FSH preserves the viability of hypoxic granulosa cells via activating the HIF-1α-GAS6-Axl-Akt pathway

The developmental fate of ovarian follicles is primarily determined by the survival status (proliferation or apoptosis) of granulosa cells (GCs). Owing to the avascular environment within follicles, GCs are believed to live in a hypoxic niche. Follicle-stimulating hormone (FSH) has been reported to improve GCs survival by governing hypoxia-inducible factor-1 alpha (HIF-1 alpha)-dependent hypoxia response, but the underlying mechanisms remain poorly understood. Growth arrest-specific gene 6 (GAS6) is a secreted ligand of tyrosine kinase receptors, and has been documented to facilitate tumor growth. Here, we showed that the level of GAS6 was markedly increased in mouse ovarian GCs after the injection of FSH. Specifically, FSH-induced GAS6 expression was accompanied by HIF-1 alpha accumulation under conditions of hypoxia both in vivo and in vitro, whereas inhibition of HIF-1 alpha with small interfering RNAs/antagonist repressed both expression and secretion of GAS6. As such, Luciferase reporter assay and chromatin immunoprecipitation assay showed that HIF-1 alpha directly bound to a hypoxia response element site within the Gas6 promoter and contributed to the regulation of GAS6 expression in response to FSH. Notably, blockage of GAS6 and/or its receptor Axl abrogated the pro-survival effects of FSH under hypoxia.

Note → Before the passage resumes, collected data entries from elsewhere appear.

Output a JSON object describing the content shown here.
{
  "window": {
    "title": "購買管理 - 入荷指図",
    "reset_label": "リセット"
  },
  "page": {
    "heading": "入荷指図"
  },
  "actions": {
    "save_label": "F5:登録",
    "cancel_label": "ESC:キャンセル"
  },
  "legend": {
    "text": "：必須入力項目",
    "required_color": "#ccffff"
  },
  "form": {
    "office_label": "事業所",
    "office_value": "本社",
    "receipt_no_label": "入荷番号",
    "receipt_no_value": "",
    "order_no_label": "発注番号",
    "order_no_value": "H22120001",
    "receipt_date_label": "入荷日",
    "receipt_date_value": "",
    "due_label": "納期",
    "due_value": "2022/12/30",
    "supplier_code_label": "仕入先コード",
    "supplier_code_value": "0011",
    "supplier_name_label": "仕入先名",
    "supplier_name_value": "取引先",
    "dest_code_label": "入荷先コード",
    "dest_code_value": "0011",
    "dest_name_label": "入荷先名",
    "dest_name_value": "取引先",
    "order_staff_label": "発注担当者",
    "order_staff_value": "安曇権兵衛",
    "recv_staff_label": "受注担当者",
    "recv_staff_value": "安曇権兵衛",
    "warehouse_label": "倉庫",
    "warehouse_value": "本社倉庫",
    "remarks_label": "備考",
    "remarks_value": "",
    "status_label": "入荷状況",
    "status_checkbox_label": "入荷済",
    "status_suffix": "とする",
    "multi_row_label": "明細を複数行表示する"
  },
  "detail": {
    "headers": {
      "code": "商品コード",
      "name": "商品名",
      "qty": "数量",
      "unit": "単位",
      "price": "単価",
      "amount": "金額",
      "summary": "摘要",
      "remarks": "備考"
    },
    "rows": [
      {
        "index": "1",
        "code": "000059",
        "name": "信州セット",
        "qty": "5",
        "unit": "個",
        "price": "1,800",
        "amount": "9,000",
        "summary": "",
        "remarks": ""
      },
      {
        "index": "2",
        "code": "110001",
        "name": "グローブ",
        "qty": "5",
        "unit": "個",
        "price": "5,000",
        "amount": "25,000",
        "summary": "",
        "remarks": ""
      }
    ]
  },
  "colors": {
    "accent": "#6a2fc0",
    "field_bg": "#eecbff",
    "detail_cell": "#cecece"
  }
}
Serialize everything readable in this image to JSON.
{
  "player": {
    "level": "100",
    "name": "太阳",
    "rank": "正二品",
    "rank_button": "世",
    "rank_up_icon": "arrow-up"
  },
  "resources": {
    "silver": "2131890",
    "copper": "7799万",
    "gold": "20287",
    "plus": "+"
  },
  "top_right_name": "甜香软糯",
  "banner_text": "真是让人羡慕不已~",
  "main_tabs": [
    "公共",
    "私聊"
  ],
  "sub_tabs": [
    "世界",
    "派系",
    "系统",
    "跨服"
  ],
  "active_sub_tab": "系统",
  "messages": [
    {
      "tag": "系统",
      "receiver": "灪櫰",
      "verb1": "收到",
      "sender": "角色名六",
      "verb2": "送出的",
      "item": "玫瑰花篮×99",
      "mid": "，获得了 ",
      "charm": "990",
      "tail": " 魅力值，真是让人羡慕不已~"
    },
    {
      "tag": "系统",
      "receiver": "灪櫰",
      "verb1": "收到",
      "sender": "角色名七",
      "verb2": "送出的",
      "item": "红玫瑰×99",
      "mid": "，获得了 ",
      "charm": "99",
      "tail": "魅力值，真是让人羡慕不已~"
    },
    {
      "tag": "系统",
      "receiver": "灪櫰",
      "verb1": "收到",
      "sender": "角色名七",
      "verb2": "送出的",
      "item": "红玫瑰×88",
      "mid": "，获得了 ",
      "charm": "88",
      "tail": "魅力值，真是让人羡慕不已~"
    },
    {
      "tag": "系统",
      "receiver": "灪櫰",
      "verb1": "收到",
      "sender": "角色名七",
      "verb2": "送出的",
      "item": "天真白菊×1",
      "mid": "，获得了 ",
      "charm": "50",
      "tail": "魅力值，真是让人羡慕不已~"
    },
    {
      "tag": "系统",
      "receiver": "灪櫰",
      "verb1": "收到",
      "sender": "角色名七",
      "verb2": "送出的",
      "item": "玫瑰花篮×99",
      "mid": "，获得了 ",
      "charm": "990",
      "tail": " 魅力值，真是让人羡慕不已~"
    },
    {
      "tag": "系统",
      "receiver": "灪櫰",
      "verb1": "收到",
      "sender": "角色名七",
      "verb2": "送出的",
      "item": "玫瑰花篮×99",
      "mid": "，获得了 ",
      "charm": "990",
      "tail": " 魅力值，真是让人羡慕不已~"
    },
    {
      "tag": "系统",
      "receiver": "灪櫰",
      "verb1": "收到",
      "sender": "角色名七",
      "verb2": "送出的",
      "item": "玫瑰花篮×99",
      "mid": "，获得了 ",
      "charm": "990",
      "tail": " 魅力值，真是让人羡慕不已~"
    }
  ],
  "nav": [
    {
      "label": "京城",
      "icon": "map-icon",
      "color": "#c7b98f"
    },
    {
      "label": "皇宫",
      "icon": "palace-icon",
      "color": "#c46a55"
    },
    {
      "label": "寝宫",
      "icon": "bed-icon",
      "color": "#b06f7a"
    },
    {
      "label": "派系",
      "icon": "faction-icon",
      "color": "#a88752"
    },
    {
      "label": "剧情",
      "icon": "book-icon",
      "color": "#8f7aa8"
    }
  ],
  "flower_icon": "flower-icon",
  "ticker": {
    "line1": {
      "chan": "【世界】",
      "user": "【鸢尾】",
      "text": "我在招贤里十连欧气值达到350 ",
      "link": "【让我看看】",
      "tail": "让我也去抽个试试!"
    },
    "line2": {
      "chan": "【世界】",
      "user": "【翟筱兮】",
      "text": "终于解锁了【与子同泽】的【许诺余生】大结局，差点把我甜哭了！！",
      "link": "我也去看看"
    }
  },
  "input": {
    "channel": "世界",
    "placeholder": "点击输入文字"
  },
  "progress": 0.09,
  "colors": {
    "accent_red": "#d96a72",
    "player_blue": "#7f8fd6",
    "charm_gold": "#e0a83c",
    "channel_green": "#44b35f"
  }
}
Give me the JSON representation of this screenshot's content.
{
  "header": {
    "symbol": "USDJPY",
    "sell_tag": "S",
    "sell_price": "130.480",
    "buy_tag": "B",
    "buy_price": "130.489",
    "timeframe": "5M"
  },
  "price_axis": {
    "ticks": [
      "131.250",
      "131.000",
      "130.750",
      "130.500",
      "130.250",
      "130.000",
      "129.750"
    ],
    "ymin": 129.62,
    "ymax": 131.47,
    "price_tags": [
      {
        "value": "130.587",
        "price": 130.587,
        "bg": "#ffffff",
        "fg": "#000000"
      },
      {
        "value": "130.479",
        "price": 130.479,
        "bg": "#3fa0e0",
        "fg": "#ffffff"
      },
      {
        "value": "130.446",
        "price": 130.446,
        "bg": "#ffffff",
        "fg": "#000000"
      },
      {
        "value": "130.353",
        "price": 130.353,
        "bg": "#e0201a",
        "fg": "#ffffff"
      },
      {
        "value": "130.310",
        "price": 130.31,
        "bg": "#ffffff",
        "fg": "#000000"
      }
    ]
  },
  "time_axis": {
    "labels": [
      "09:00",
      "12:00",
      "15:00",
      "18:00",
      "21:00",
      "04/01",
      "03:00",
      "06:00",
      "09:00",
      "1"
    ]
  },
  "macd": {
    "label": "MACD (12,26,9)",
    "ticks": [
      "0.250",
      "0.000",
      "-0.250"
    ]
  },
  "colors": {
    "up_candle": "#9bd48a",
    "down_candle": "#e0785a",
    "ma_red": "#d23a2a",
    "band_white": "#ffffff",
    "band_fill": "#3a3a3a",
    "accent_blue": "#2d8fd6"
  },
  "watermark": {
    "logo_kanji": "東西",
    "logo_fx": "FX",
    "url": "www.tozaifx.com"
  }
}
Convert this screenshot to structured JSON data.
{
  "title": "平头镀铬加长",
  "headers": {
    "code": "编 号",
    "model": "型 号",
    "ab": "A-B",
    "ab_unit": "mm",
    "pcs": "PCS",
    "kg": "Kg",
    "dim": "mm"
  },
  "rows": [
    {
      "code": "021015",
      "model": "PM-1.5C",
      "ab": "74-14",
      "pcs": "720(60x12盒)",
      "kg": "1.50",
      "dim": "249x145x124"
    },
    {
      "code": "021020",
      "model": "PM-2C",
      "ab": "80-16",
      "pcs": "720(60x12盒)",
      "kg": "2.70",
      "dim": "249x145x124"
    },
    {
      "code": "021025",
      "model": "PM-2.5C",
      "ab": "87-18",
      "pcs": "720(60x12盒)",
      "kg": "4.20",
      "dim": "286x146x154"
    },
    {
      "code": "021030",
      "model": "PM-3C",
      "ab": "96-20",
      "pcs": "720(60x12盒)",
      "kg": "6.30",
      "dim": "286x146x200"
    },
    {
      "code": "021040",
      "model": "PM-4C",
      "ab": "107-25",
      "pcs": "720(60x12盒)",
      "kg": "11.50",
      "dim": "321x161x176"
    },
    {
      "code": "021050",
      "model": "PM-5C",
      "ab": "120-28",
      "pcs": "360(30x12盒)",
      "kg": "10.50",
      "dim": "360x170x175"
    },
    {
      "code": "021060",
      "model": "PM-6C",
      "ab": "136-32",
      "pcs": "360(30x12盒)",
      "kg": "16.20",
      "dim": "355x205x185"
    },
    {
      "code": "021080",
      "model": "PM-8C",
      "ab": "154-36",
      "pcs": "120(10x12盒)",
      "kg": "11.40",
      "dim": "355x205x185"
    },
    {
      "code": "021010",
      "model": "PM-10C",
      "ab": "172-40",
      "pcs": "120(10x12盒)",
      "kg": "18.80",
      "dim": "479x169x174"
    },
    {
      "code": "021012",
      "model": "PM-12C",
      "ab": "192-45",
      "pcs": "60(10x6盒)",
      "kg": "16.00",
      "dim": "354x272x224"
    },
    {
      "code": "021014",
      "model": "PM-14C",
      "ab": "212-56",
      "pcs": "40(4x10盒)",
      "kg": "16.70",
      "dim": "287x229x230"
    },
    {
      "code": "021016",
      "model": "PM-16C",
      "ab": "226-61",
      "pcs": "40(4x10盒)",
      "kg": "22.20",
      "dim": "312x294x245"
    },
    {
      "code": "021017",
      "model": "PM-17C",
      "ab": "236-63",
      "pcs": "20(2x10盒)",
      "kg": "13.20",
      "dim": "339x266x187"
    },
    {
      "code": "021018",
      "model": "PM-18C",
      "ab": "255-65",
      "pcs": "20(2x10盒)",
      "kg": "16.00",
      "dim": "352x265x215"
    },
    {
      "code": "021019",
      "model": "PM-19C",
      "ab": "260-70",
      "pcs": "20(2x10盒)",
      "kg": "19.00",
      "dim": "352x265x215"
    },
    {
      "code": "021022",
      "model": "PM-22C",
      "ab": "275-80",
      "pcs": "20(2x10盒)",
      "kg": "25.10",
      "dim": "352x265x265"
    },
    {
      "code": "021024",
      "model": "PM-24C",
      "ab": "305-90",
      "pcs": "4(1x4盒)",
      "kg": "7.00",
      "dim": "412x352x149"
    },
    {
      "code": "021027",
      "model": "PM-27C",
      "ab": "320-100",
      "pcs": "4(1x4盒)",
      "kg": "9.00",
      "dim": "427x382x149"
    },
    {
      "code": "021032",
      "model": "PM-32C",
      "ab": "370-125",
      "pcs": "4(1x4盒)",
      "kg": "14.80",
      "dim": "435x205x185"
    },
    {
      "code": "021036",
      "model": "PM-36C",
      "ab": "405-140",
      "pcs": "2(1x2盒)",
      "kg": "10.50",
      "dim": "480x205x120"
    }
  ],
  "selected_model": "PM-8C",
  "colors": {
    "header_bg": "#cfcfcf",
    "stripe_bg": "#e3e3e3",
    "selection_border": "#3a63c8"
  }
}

Moreover, phosphorylation of Axl by GAS6 is required for FSH-mediated Akt activation and the resultant pro-survival phenotypes. Finally, the in vitro findings were verified in vivo, which showed that FSH-induced proliferative and antiapoptotic effects in ovarian GCs were diminished after blocking GAS6/Axl using HIF-1 alpha antagonist. These findings highlight a novel function of FSH in preserving GCs viability against hypoxic stress by activating the HIF-1a-GAS6-Axl-Akt pathway.

Automated summary

This study demonstrates that FSH protects ovarian granulosa cells against hypoxic stress by activating the HIF-1α-GAS6-Axl-Akt pathway.